Science

This Is What Typhoon Noru Looks Like From Space

Typhoon Noru is two weeks old and headed toward Japan.

An aerial view of planet Earth near a satellite and Typhoon Noru on the surface
NASA

Astronauts aboard the International Space Station are watching the most powerful storm on Earth, Typhoon (or hurricane) Noru, churn in the Pacific Ocean.

The tempest is two weeks old and has reached speeds as high as 160 miles per hour, but it hasn’t aroused much interest in the United States because the storm is headed toward Japan. Damaging winds and flooding are expected to hit the country this weekend.
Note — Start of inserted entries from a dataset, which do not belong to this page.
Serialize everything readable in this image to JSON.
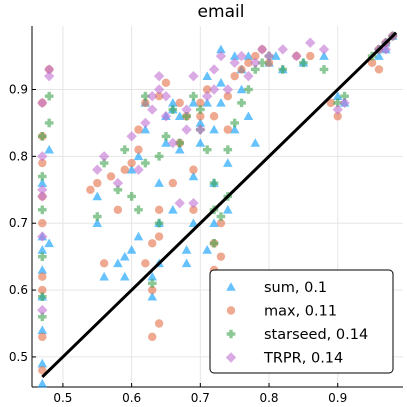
{
  "chart_data": {
    "type": "scatter",
    "title": "email",
    "xlabel": "",
    "ylabel": "",
    "xlim": [
      0.455,
      0.995
    ],
    "ylim": [
      0.455,
      0.995
    ],
    "xticks": [
      0.5,
      0.6,
      0.7,
      0.8,
      0.9
    ],
    "yticks": [
      0.5,
      0.6,
      0.7,
      0.8,
      0.9
    ],
    "xtick_labels": [
      "0.5",
      "0.6",
      "0.7",
      "0.8",
      "0.9"
    ],
    "ytick_labels": [
      "0.5",
      "0.6",
      "0.7",
      "0.8",
      "0.9"
    ],
    "grid": true,
    "legend_position": "bottom-right",
    "diagonal_line": {
      "from": [
        0.47,
        0.47
      ],
      "to": [
        0.985,
        0.985
      ],
      "color": "#000000"
    },
    "series": [
      {
        "name": "sum, 0.1",
        "marker": "triangle",
        "color": "#009AFA",
        "points": [
          [
            0.47,
            0.46
          ],
          [
            0.47,
            0.49
          ],
          [
            0.47,
            0.54
          ],
          [
            0.47,
            0.59
          ],
          [
            0.47,
            0.63
          ],
          [
            0.47,
            0.66
          ],
          [
            0.47,
            0.68
          ],
          [
            0.48,
            0.67
          ],
          [
            0.48,
            0.81
          ],
          [
            0.47,
            0.76
          ],
          [
            0.55,
            0.7
          ],
          [
            0.55,
            0.74
          ],
          [
            0.56,
            0.62
          ],
          [
            0.58,
            0.64
          ],
          [
            0.59,
            0.62
          ],
          [
            0.59,
            0.65
          ],
          [
            0.6,
            0.66
          ],
          [
            0.61,
            0.68
          ],
          [
            0.6,
            0.78
          ],
          [
            0.61,
            0.8
          ],
          [
            0.62,
            0.84
          ],
          [
            0.62,
            0.88
          ],
          [
            0.63,
            0.59
          ],
          [
            0.63,
            0.62
          ],
          [
            0.64,
            0.64
          ],
          [
            0.64,
            0.7
          ],
          [
            0.64,
            0.76
          ],
          [
            0.65,
            0.82
          ],
          [
            0.65,
            0.86
          ],
          [
            0.66,
            0.88
          ],
          [
            0.66,
            0.72
          ],
          [
            0.67,
            0.81
          ],
          [
            0.67,
            0.86
          ],
          [
            0.68,
            0.64
          ],
          [
            0.68,
            0.66
          ],
          [
            0.69,
            0.7
          ],
          [
            0.69,
            0.77
          ],
          [
            0.7,
            0.82
          ],
          [
            0.7,
            0.85
          ],
          [
            0.71,
            0.88
          ],
          [
            0.71,
            0.66
          ],
          [
            0.72,
            0.7
          ],
          [
            0.72,
            0.76
          ],
          [
            0.72,
            0.84
          ],
          [
            0.73,
            0.88
          ],
          [
            0.73,
            0.91
          ],
          [
            0.74,
            0.72
          ],
          [
            0.74,
            0.79
          ],
          [
            0.75,
            0.84
          ],
          [
            0.76,
            0.9
          ],
          [
            0.76,
            0.93
          ],
          [
            0.77,
            0.95
          ],
          [
            0.78,
            0.82
          ],
          [
            0.8,
            0.94
          ],
          [
            0.81,
            0.95
          ],
          [
            0.82,
            0.93
          ],
          [
            0.85,
            0.94
          ],
          [
            0.88,
            0.95
          ],
          [
            0.9,
            0.89
          ],
          [
            0.91,
            0.88
          ],
          [
            0.96,
            0.95
          ],
          [
            0.97,
            0.97
          ],
          [
            0.98,
            0.98
          ],
          [
            0.97,
            0.96
          ],
          [
            0.73,
            0.96
          ],
          [
            0.75,
            0.95
          ],
          [
            0.71,
            0.92
          ],
          [
            0.69,
            0.88
          ],
          [
            0.66,
            0.87
          ],
          [
            0.77,
            0.86
          ]
        ]
      },
      {
        "name": "max, 0.11",
        "marker": "circle",
        "color": "#E26F46",
        "points": [
          [
            0.47,
            0.48
          ],
          [
            0.47,
            0.53
          ],
          [
            0.47,
            0.6
          ],
          [
            0.47,
            0.62
          ],
          [
            0.47,
            0.7
          ],
          [
            0.47,
            0.74
          ],
          [
            0.47,
            0.79
          ],
          [
            0.47,
            0.83
          ],
          [
            0.48,
            0.93
          ],
          [
            0.47,
            0.88
          ],
          [
            0.54,
            0.75
          ],
          [
            0.55,
            0.76
          ],
          [
            0.56,
            0.64
          ],
          [
            0.57,
            0.77
          ],
          [
            0.58,
            0.72
          ],
          [
            0.59,
            0.78
          ],
          [
            0.6,
            0.79
          ],
          [
            0.61,
            0.81
          ],
          [
            0.62,
            0.64
          ],
          [
            0.62,
            0.88
          ],
          [
            0.63,
            0.53
          ],
          [
            0.64,
            0.55
          ],
          [
            0.64,
            0.68
          ],
          [
            0.63,
            0.6
          ],
          [
            0.63,
            0.67
          ],
          [
            0.64,
            0.72
          ],
          [
            0.64,
            0.89
          ],
          [
            0.65,
            0.91
          ],
          [
            0.66,
            0.76
          ],
          [
            0.67,
            0.82
          ],
          [
            0.68,
            0.86
          ],
          [
            0.69,
            0.72
          ],
          [
            0.69,
            0.78
          ],
          [
            0.7,
            0.86
          ],
          [
            0.71,
            0.9
          ],
          [
            0.72,
            0.67
          ],
          [
            0.72,
            0.63
          ],
          [
            0.73,
            0.65
          ],
          [
            0.73,
            0.7
          ],
          [
            0.74,
            0.84
          ],
          [
            0.74,
            0.89
          ],
          [
            0.75,
            0.92
          ],
          [
            0.76,
            0.93
          ],
          [
            0.77,
            0.94
          ],
          [
            0.78,
            0.95
          ],
          [
            0.79,
            0.96
          ],
          [
            0.8,
            0.94
          ],
          [
            0.84,
            0.95
          ],
          [
            0.86,
            0.95
          ],
          [
            0.89,
            0.88
          ],
          [
            0.9,
            0.86
          ],
          [
            0.95,
            0.94
          ],
          [
            0.96,
            0.93
          ],
          [
            0.97,
            0.97
          ],
          [
            0.98,
            0.98
          ],
          [
            0.96,
            0.96
          ],
          [
            0.7,
            0.88
          ],
          [
            0.72,
            0.86
          ],
          [
            0.67,
            0.88
          ],
          [
            0.61,
            0.84
          ]
        ]
      },
      {
        "name": "starseed, 0.14",
        "marker": "cross",
        "color": "#3EA44E",
        "points": [
          [
            0.47,
            0.56
          ],
          [
            0.47,
            0.59
          ],
          [
            0.47,
            0.72
          ],
          [
            0.47,
            0.77
          ],
          [
            0.47,
            0.83
          ],
          [
            0.48,
            0.85
          ],
          [
            0.48,
            0.89
          ],
          [
            0.47,
            0.65
          ],
          [
            0.55,
            0.71
          ],
          [
            0.56,
            0.79
          ],
          [
            0.58,
            0.75
          ],
          [
            0.59,
            0.81
          ],
          [
            0.61,
            0.72
          ],
          [
            0.62,
            0.79
          ],
          [
            0.62,
            0.89
          ],
          [
            0.63,
            0.61
          ],
          [
            0.64,
            0.7
          ],
          [
            0.64,
            0.8
          ],
          [
            0.65,
            0.83
          ],
          [
            0.66,
            0.87
          ],
          [
            0.67,
            0.82
          ],
          [
            0.68,
            0.86
          ],
          [
            0.69,
            0.89
          ],
          [
            0.7,
            0.87
          ],
          [
            0.7,
            0.84
          ],
          [
            0.71,
            0.81
          ],
          [
            0.72,
            0.76
          ],
          [
            0.72,
            0.67
          ],
          [
            0.73,
            0.71
          ],
          [
            0.74,
            0.74
          ],
          [
            0.74,
            0.81
          ],
          [
            0.75,
            0.85
          ],
          [
            0.76,
            0.88
          ],
          [
            0.77,
            0.9
          ],
          [
            0.78,
            0.93
          ],
          [
            0.79,
            0.94
          ],
          [
            0.8,
            0.95
          ],
          [
            0.82,
            0.93
          ],
          [
            0.85,
            0.94
          ],
          [
            0.88,
            0.93
          ],
          [
            0.9,
            0.88
          ],
          [
            0.91,
            0.89
          ],
          [
            0.95,
            0.95
          ],
          [
            0.96,
            0.96
          ],
          [
            0.97,
            0.97
          ],
          [
            0.98,
            0.98
          ],
          [
            0.72,
            0.72
          ],
          [
            0.6,
            0.74
          ]
        ]
      },
      {
        "name": "TRPR, 0.14",
        "marker": "diamond",
        "color": "#C271D2",
        "points": [
          [
            0.47,
            0.57
          ],
          [
            0.47,
            0.68
          ],
          [
            0.47,
            0.74
          ],
          [
            0.47,
            0.75
          ],
          [
            0.47,
            0.88
          ],
          [
            0.48,
            0.92
          ],
          [
            0.48,
            0.93
          ],
          [
            0.47,
            0.8
          ],
          [
            0.55,
            0.78
          ],
          [
            0.56,
            0.8
          ],
          [
            0.58,
            0.76
          ],
          [
            0.6,
            0.83
          ],
          [
            0.61,
            0.78
          ],
          [
            0.62,
            0.85
          ],
          [
            0.63,
            0.87
          ],
          [
            0.63,
            0.89
          ],
          [
            0.64,
            0.9
          ],
          [
            0.64,
            0.92
          ],
          [
            0.65,
            0.86
          ],
          [
            0.66,
            0.82
          ],
          [
            0.67,
            0.73
          ],
          [
            0.68,
            0.84
          ],
          [
            0.68,
            0.87
          ],
          [
            0.69,
            0.92
          ],
          [
            0.7,
            0.84
          ],
          [
            0.71,
            0.89
          ],
          [
            0.72,
            0.93
          ],
          [
            0.73,
            0.95
          ],
          [
            0.74,
            0.9
          ],
          [
            0.75,
            0.94
          ],
          [
            0.76,
            0.95
          ],
          [
            0.77,
            0.92
          ],
          [
            0.78,
            0.94
          ],
          [
            0.79,
            0.96
          ],
          [
            0.8,
            0.95
          ],
          [
            0.82,
            0.96
          ],
          [
            0.84,
            0.95
          ],
          [
            0.86,
            0.97
          ],
          [
            0.88,
            0.96
          ],
          [
            0.9,
            0.87
          ],
          [
            0.91,
            0.88
          ],
          [
            0.96,
            0.96
          ],
          [
            0.97,
            0.97
          ],
          [
            0.98,
            0.98
          ],
          [
            0.97,
            0.96
          ],
          [
            0.72,
            0.9
          ],
          [
            0.69,
            0.73
          ],
          [
            0.65,
            0.89
          ]
        ]
      }
    ]
  }
}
Even space station astronauts, who orbit the Earth 16 times a day and continually witness captivating space oddities, have called the storm “a scary sight.” NASA astronaut Jack Fisher tweeted the following after photographing the swirling cyclone:

It’s currently high season for hurricanes in the Pacific Ocean, according to the National Oceanic and Atmospheric Agency’s National Hurricane Center. The storm season in the eastern Pacific runs annually from May 15 to November 30, and in the western Pacific, most hurricanes form between May and October.

Hurricane Noru from the space station's Cupola capsule 

NASA

NASA’s 18-year-old weather-monitoring Terra satellite, which is the size of a school bus, also captured a shot of the giant storm (shown below). At 26,000 miles above Earth, the satellite images show that clouds had shrouded the usually clear eye of the storm. Scientists suspect that these clouds are on top of the storm rather than inside of it.

NASA

Hurricanes like Noru form near Earth’s equator for a specific reason: warm water. The water warms the humid air above it, which then rises into the sky. More moist air fills the empty space, and it too rises, bunching up and forming clouds. Eventually, a thick mass of spinning clouds develop over the ocean, and as astronauts can currently attest, the storms can grow to terrifying, destructive sizes.